The laws as they relate to Australian schools are clear. Any audio visual material above a General (G) rating cannot be shown to students without a permission note from parents. Is it always safe to trust the ratings system? Oh no, no, no as the lady said. Hysteria, tears, pyschological trauma and a tsunami of complaints from hypocritcal parents (who let their kids watch all sorts of crap at home) awaits the teacher who trusts the G-rating.
As a first year teacher in a remote country school, I was eager to enrich my students’ appreciation of the curriculum by using films. It also meant I could avoid the drudgery of lesson plans and well, teaching, for a few lessons while we vegged out in front of the television. In the pre-laptop days of 1995, nothing prompted more exclamations of joy from my Year 8 Social Studies class than the sight of the huge Phillips TV being wheeled across the quadrangle.
In keeping with our theme of “technological change” or some similar rubbish, I decided to show a G-rated film I had found in the local service station/video store called Caveman Monkey Sex. Okay. It may not have been called that, but it should have been. The film was Quest for Fire made in 1981 and directed by Jean-Jacques Annaud. It won a 1983 Oscar for best makeup and 10 other awards. According to the blurb, the plot centered around 3 prehistoric tribesmen who search for a new fire source after their fire is extinguished during an attack by another tribe. They are unable to make fire themselves. The film is based on a 1911 novel by the Belgian J-H Rosny (1856-1940). It sounded harmless enough.
Excitedly I took the film home to watch in the evening before showing it to the class. I had a vague idea I should make up a worksheet, so the kids wouldn’t think we were having a complete skive.
I watched the film and was completely shocked.
Obviously Annaud wanted to explore what would happen in a world shared by 3 different species of humans; Homo erectus, Homo Neanderthalis and Homo sapiens. Apparently the main thing that would happen is a lot inter-species casual sex. It’s impossible to understate the casualness of caveman sex, as imagined by Annaud. Cavewomen couldn’t bend over to dig up a tuber or attend an infant without some hairy fellow taking her by surprise.
Being relatively mature farm kids, the students would have coped with the numerous sex scenes without being too scandalised. It was another aspect of the film that disturbed me. At some point in the film the Homo sapien woman is captured by an ugly ape man. He promptly cuts off her arm and hangs her in a tree, like a leopard with its kill. Evil ape man squats under the tree, makes a fire and barbeques her arm for lunch. Ignoring her loud protests, he gnaws away at her arm while she watches. We assume she will be forced to observe her own cannibalisation as her captor hacks of limbs whenever he feels peckish.

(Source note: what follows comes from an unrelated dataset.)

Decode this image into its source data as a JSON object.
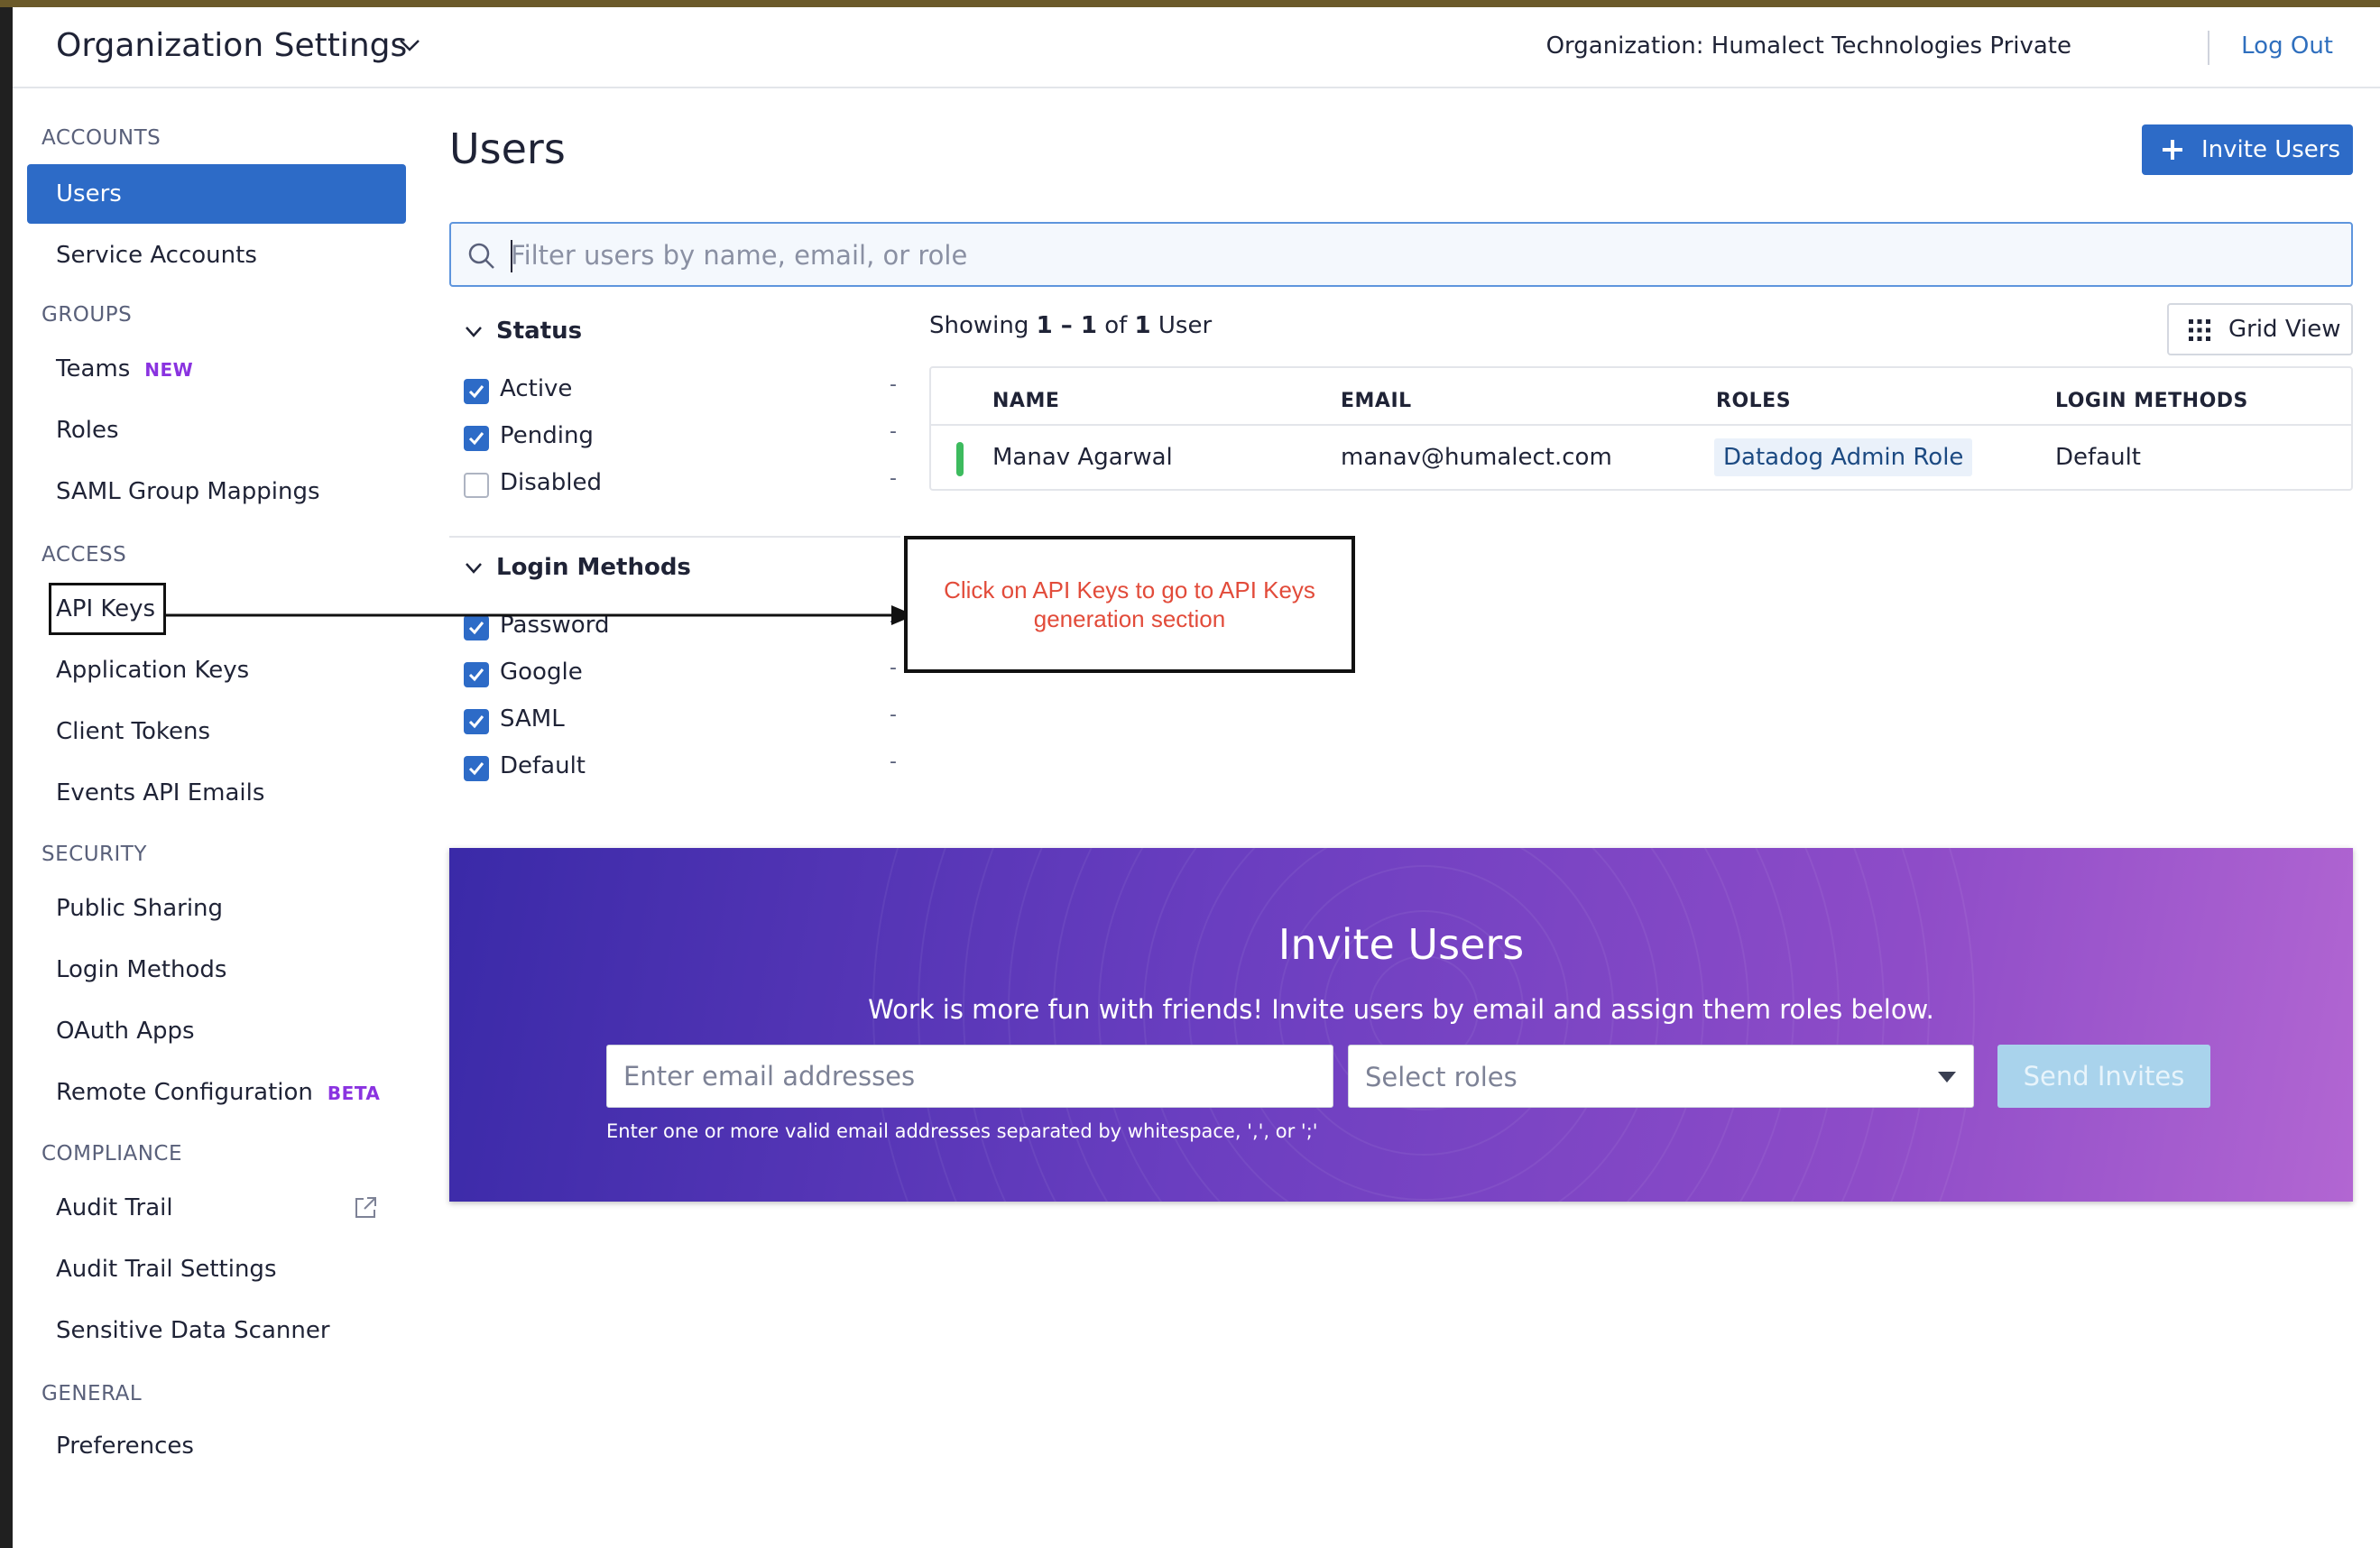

Fortunately she is rescued but this scene alone gave me nightmares for weeks.
Despite the General rating allowing teachers to show this film without parental permission, I decided it was too graphic for students barely out of primary school.
Foolishly I had told the students the previous day we would be watching Quest for Fire in class (not doing any work) so they were disappointed when we had to drudge through a chapter on the wonders of the spinning Jenny.

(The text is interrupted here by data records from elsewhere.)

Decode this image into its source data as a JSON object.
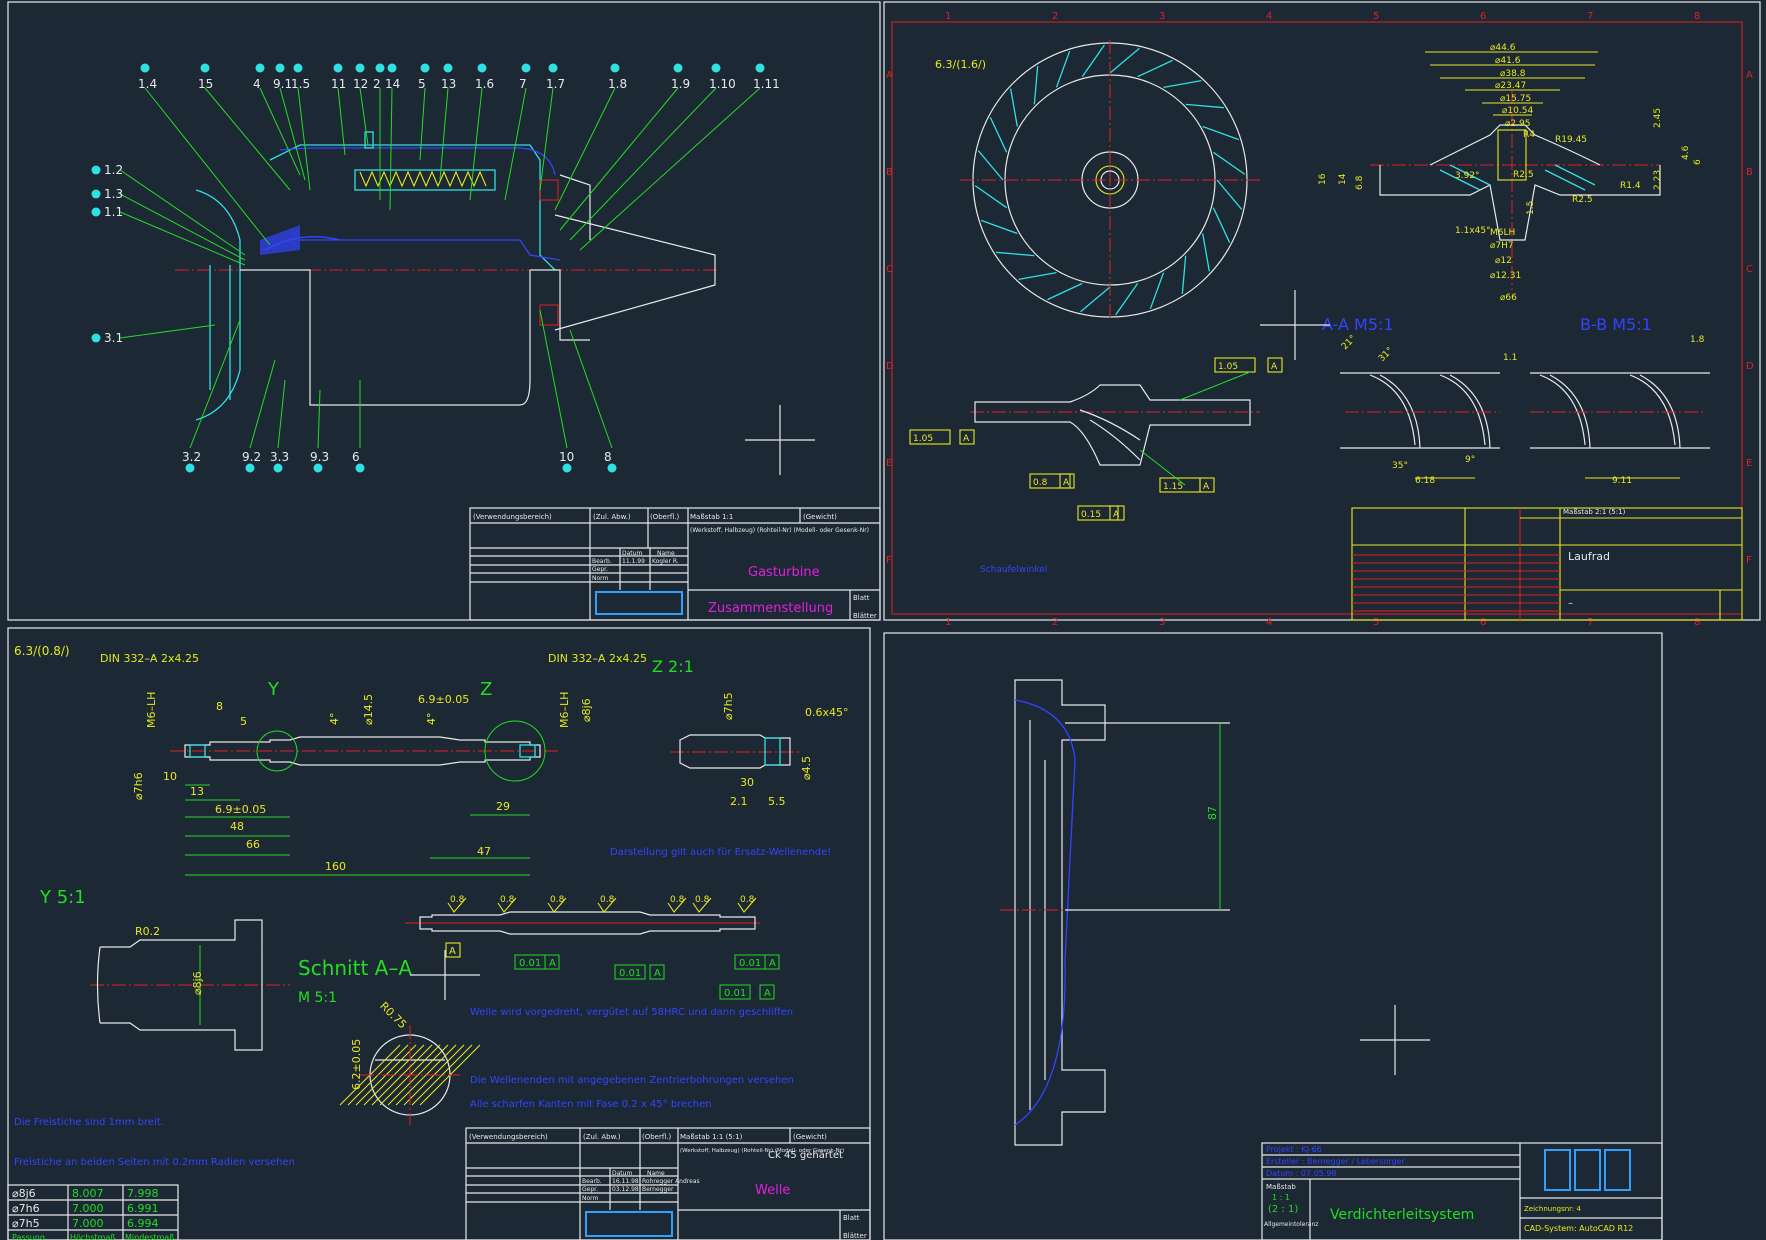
{
  "panels": {
    "gasturbine": {
      "balloons_top": [
        "1.4",
        "15",
        "4",
        "9.1",
        "1.5",
        "11",
        "12",
        "2",
        "14",
        "5",
        "13",
        "1.6",
        "7",
        "1.7",
        "1.8",
        "1.9",
        "1.10",
        "1.11"
      ],
      "balloons_left": [
        "1.2",
        "1.3",
        "1.1",
        "3.1"
      ],
      "balloons_bottom": [
        "3.2",
        "9.2",
        "3.3",
        "9.3",
        "6",
        "10",
        "8"
      ],
      "title_block": {
        "verwendung": "(Verwendungsbereich)",
        "zul_abw": "(Zul. Abw.)",
        "oberfl": "(Oberfl.)",
        "massstab": "Maßstab 1:1",
        "gewicht": "(Gewicht)",
        "werkstoff": "(Werkstoff, Halbzeug) (Rohteil-Nr) (Modell- oder Gesenk-Nr)",
        "datum_hdr": "Datum",
        "name_hdr": "Name",
        "bearb": "Bearb.",
        "bearb_date": "11.1.99",
        "bearb_name": "Kogler R.",
        "gepr": "Gepr.",
        "norm": "Norm",
        "title1": "Gasturbine",
        "title2": "Zusammenstellung",
        "blatt": "Blatt",
        "blaetter": "Blätter"
      }
    },
    "laufrad": {
      "surface": "6.3/(1.6/)",
      "dims_top": [
        "⌀44.6",
        "⌀41.6",
        "⌀38.8",
        "⌀23.47",
        "⌀15.75",
        "⌀10.54",
        "⌀2.95",
        "R4",
        "R19.45",
        "2.45",
        "4.6",
        "6"
      ],
      "dims_mid": [
        "16",
        "14",
        "6.8",
        "3.92°",
        "R2.5",
        "R1.4",
        "R2.5",
        "2.23",
        "1.5",
        "M6LH",
        "⌀7H7",
        "⌀12",
        "⌀12.31",
        "⌀66",
        "1.1x45°"
      ],
      "section_labels": [
        "A-A M5:1",
        "B-B M5:1"
      ],
      "tolerances": [
        "1.05",
        "A",
        "1.05",
        "A",
        "0.8",
        "A",
        "0.15",
        "A",
        "1.15",
        "A"
      ],
      "blade_dims": [
        "21°",
        "31°",
        "1.1",
        "1.8",
        "35°",
        "9°",
        "6.18",
        "9.11"
      ],
      "note": "Schaufelwinkel",
      "grid_cols": [
        "1",
        "2",
        "3",
        "4",
        "5",
        "6",
        "7",
        "8"
      ],
      "grid_rows": [
        "A",
        "B",
        "C",
        "D",
        "E",
        "F"
      ],
      "title_block": {
        "massstab": "Maßstab 2:1 (5:1)",
        "name": "Laufrad",
        "dash": "–"
      }
    },
    "welle": {
      "surface": "6.3/(0.8/)",
      "din_left": "DIN 332–A 2x4.25",
      "din_right": "DIN 332–A 2x4.25",
      "z_label": "Z 2:1",
      "y_label": "Y 5:1",
      "detail_y": "Y",
      "detail_z": "Z",
      "dims": [
        "8",
        "5",
        "4°",
        "⌀14.5",
        "6.9±0.05",
        "4°",
        "M6–LH",
        "⌀8j6",
        "M6–LH",
        "⌀7h6",
        "10",
        "13",
        "6.9±0.05",
        "48",
        "66",
        "160",
        "47",
        "29"
      ],
      "z_dims": [
        "⌀7h5",
        "0.6x45°",
        "30",
        "⌀4.5",
        "2.1",
        "5.5"
      ],
      "y_dims": [
        "R0.2",
        "⌀8j6"
      ],
      "section": "Schnitt A–A",
      "section_scale": "M 5:1",
      "section_dims": [
        "R0.75",
        "6.2±0.05"
      ],
      "roughness": [
        "0.8",
        "0.8",
        "0.8",
        "0.8",
        "0.8",
        "0.8",
        "0.8"
      ],
      "runouts": [
        "0.01",
        "A",
        "0.01",
        "A",
        "0.01",
        "A",
        "0.01",
        "A"
      ],
      "notes": [
        "Darstellung gilt auch für Ersatz-Wellenende!",
        "Welle wird vorgedreht, vergütet auf 58HRC und dann geschliffen",
        "Die Wellenenden mit angegebenen Zentrierbohrungen versehen",
        "Alle scharfen Kanten mit Fase 0.2 x 45° brechen",
        "Die Freistiche sind 1mm breit.",
        "Freistiche an beiden Seiten mit 0.2mm Radien versehen"
      ],
      "fit_table": {
        "rows": [
          [
            "⌀8j6",
            "8.007",
            "7.998"
          ],
          [
            "⌀7h6",
            "7.000",
            "6.991"
          ],
          [
            "⌀7h5",
            "7.000",
            "6.994"
          ]
        ],
        "footer": [
          "Passung",
          "Höchstmaß",
          "Mindestmaß"
        ]
      },
      "title_block": {
        "verwendung": "(Verwendungsbereich)",
        "zul_abw": "(Zul. Abw.)",
        "oberfl": "(Oberfl.)",
        "massstab": "Maßstab 1:1 (5:1)",
        "gewicht": "(Gewicht)",
        "werkstoff": "(Werkstoff, Halbzeug) (Rohteil-Nr) (Modell- oder Gesenk-Nr)",
        "material": "Ck 45 gehärtet",
        "datum_hdr": "Datum",
        "name_hdr": "Name",
        "bearb": "Bearb.",
        "bearb_date": "16.11.98",
        "bearb_name": "Rohregger Andreas",
        "gepr": "Gepr.",
        "gepr_date": "03.12.98",
        "gepr_name": "Bernegger",
        "norm": "Norm",
        "title": "Welle",
        "blatt": "Blatt",
        "blaetter": "Blätter"
      }
    },
    "verdichter": {
      "dim": "87",
      "title_block": {
        "projekt": "Projekt  : KJ-66",
        "ersteller": "Ersteller : Bernegger / Lebersorger",
        "datum": "Datum     : 07.05.98",
        "massstab": "Maßstab",
        "scale": "1 : 1",
        "scale2": "(2 : 1)",
        "tol": "Allgemeintoleranz",
        "title": "Verdichterleitsystem",
        "zeichnungsnr": "Zeichnungsnr: 4",
        "cad": "CAD-System: AutoCAD R12"
      }
    }
  }
}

“So why aren’t we watching Quest for Fire?” whined Trent, the primary work dodger in the class, besides me.
“I decided it had too much caveman monkey sex and cannibalism.” I replied, thus ensuring Quest for Fire became the most borrowed film in the town’s history.
Anyway, the students had been promised a film so I had to find one. After feverishly searching the rack at the service station/video store for G-rated movies, I found the 1993 film, The Silver Brumby. This was more like it- a sweet kids’ movie about a wild horse (brumby) based on the series of books by Elyne Mitchel. It also starred a young and dreamy Russell Crowe. By now I had abandoned all educational pretext for showing a film but thought I could work in something about technology, horses and cars or whatever. No need to preview this film. What could go wrong?
Quite a lot, it appears. The hero of the film, Thowra (the silver brumby) commits equine suicide at the end of the film rather than be captured. Oh the trauma! Eighteen years later I can still see their pathetic tear stained faces staring at me in horror as the final credits rolled on the screen.
The following year I showed Quest for Fire to the Year 8 class after devising an ingenious way to show G-rated films that include dubious scenes. Every time I showed a film I brought along a large pillow that I (or a trusted minion) could hold against the screen, blocking the offending image.